The union’s largest agencies, the Departments of Defense and Veterans Affairs, had received proposed increases, not decreases, but the increases looked like they might come in the form of equipment and not people, Cox thought, so they still worried him.

“Mr. Bill?” he said now, turning toward one of his staff members. “I want another 10,000 members.”

“I’ll get them for you,” the man said. “In Pittsburgh last week, we had the phones going, we had the popcorn machines popping, and we made over 200 calls.”

A few weeks later, Cox went to New York to mobilize more.

He had reserved a room at the federal building downtown for a Lunch-and-Learn, a recruitment event where workers listened to a presentation and then got a coupon for food.

“So you’re the voice I keep hearing,” one employee told Cox, laughing about the recorded calls she received with Cox’s voice on them.

He guffawed. “You know, once I was walking through airport security and one of the agents said to me, ‘You’re the man who calls me all the time.’ ”

The Transportation Security Administration? An AFGE agency.

A group of about 30 people sits around the table and after Cox explained what he saw as the benefits of joining — collective bargaining, negotiating retirement and health benefits — he made a plea:

“Brothers and sisters, who would like to pick up that ink pen, turn that page over, and become the newest member of the AFGE?!”

A man in a collared shirt and khaki pants raised his hand. He would. He would be the newest member.

Cox erupted into applause, and the rest of the room followed. “Y’all go downstairs now,” he said. “Y’all go downstairs and send me up some more EPA folk.”

Another Friday, another morning. Earlier in the week, Congress had approved a bill to fund the government through the end of 2017. It had not yet incorporated many of the proposed cuts that the White House had wanted for 2018, but Cox felt like he was merely treading water before the next big wave hit.

“We scraped by this time,” Cox told the staff at the morning meeting. “But come this fall, it’s going to be a bloodbath.”

He got on the phone to do an interview with an NPR affiliate that wanted to hear about what could happen next. “What are you getting ready for?” the interviewer asked him.

“We’re bracing,” he said. And he wanted to make it clear, he said, that cuts would not only mean fewer government employees but also fewer government services. “Longer lines in the airport,” he said. “Worse air for children with asthma.”

“That was good,” his chief of staff told him when the call was over. Especially the part, he said, where Cox had emphasized that it wasn’t just about jobs that would be cut, but service to the American people.

“All right, what do I have next?” Cox said, looking through the rest of his schedule. Nine more events. Interviews, and phone calls, and an EPA appreciation event.The mood was buoyant now, but the general tone of the past several weeks had been one of anxiety and trepidation.

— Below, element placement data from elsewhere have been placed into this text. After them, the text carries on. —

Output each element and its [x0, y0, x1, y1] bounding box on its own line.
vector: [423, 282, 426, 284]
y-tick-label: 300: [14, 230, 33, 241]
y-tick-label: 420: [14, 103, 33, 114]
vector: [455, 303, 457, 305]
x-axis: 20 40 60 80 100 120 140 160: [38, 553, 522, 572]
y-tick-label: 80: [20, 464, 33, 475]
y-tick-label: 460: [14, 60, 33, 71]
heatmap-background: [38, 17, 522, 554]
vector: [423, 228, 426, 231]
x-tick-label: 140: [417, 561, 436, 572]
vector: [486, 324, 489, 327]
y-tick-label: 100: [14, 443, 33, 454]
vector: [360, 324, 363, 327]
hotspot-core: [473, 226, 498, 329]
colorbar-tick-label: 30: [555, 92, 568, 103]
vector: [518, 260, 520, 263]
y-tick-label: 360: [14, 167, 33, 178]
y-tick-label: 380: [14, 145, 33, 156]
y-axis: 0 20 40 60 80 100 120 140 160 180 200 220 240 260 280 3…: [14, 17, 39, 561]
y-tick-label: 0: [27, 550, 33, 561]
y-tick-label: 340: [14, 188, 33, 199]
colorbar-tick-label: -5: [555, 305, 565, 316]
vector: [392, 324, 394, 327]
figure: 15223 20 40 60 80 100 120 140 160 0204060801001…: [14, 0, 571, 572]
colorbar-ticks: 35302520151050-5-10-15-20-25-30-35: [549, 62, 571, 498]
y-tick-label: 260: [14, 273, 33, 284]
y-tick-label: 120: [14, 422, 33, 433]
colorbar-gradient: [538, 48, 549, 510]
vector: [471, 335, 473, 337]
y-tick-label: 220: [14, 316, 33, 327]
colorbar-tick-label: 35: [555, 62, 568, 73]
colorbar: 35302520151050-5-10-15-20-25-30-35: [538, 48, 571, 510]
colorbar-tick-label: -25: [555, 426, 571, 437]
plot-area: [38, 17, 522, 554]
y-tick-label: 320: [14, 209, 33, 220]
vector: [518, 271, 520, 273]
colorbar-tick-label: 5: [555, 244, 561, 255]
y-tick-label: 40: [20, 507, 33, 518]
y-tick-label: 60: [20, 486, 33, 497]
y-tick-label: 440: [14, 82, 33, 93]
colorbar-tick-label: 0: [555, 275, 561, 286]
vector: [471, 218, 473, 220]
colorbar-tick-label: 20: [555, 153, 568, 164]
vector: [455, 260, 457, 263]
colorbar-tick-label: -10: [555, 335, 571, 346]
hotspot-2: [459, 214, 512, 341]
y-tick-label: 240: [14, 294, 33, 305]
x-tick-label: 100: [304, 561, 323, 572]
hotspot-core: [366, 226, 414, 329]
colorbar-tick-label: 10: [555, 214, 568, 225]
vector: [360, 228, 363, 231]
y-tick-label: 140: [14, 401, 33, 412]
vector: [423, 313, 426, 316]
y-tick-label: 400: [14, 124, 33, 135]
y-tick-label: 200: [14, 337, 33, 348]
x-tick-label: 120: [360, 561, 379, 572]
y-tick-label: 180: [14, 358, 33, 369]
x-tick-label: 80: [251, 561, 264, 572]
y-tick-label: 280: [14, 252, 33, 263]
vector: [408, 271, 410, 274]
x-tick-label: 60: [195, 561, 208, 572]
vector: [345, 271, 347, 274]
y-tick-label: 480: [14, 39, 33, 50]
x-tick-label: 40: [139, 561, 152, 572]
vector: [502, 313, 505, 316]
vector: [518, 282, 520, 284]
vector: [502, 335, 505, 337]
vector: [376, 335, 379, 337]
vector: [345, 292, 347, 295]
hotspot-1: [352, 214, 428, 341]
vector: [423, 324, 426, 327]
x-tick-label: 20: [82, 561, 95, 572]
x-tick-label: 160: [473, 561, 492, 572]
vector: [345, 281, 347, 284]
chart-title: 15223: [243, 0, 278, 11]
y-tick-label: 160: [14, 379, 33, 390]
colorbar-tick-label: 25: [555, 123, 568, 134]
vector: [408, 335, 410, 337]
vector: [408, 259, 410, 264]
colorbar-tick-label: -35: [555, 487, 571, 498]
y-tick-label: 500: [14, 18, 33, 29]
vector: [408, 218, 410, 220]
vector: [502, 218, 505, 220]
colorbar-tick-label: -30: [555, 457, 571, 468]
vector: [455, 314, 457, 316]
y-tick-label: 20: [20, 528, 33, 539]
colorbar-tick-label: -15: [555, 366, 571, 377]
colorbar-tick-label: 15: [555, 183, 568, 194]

On a mass phone call earlier in the week — a monthly Q&A that was open to any federal employee around the country who wanted to join in — the AFGE staff could hear the worry in the callers’ voices.

In a typical month, they might expect 5,000 callers to dial in, and Cox would stay on the line and answer any unique questions.

But at this one, Cox’s staff had sat in their conference room in Washington and watched on a screen as the numbers ticked up and up from around the country: 1,209 callers on the line, then 2,930, then 5,214, and then suddenly more than 7,000 federal workers were all lining up in a queue to share what terrified them. “Do you think there will be a shutdown?” asked someone from Georgia. “If there is, would it be like last time where most of us ended up working anyway?” asked someone from New York.

Cox talked and talked until his voice was hoarse, until one of his staffers said, “Last question,” even though there were still more in the queue.